During the Race: Organic Pear Juice
I had some organic pear juice from Gerber. I was hoping that it would have enough carbs, calories and some potassium to help get me through the race. My first thought on this - so sweet it left too much of an after taste for my liking - even with sips of water. My second thought - this was tough to have the added liquid, even though it was a small amount. My third thought - this didn't work for me at all.
The take away - it was Whole 30 compliant and something I thought might work for me, but it did not.
After the Whole 30, even if I end up continuing the Whole 30 eating, one modification I will definitely consider making is to add my Lifesavers back in for fuel. It took me a couple of years to find Lifesavers and I've been using them for several years and they work for me. While I understand they are sugar and they are processed, I've never felt like Lifesavers have caused me sugar cravings.
Still, I have some organic baby food with fruits and veggies to try at home during some long runs, but since I tend to have stomach issues with gels and other food type things, I didn't want to try them during a race without trying them at home first.
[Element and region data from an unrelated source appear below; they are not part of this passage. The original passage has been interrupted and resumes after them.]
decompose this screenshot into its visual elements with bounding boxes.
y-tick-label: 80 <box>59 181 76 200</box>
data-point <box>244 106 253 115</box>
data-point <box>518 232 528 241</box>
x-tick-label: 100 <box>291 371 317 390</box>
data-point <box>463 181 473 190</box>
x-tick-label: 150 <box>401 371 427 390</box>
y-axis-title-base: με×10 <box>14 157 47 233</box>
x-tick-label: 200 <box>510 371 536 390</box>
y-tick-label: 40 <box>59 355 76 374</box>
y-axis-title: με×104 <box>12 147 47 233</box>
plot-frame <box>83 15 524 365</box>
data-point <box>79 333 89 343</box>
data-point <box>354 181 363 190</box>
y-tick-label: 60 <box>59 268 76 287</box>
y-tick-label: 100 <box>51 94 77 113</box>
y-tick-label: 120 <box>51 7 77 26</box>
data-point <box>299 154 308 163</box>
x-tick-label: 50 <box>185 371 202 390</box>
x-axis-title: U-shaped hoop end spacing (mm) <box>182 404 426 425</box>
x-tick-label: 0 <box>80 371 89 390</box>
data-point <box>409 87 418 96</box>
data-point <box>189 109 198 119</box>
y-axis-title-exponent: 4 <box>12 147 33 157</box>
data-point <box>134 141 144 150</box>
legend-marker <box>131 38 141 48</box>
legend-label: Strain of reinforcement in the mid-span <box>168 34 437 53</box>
This was not a triumphant race weekend. I have still been struggling with the injuries and the lack of training was most definitely an issue. In addition, my mind is not helping things as I certainly am lacking confidence, drive, motivation and dedication - this is something I must work on, but am struggling with.
So, those are things I need to work on. The other major factor is the change in my diet. I don't know how to work with this diet in terms of races yet. I had some very different issues during the 10 miler - it made the race excruciatingly difficult for me. Some of this I am pretty sure have to do with eating and I'll have to work through some of these issues. More on this in the race recaps (when I have a chance to get to them).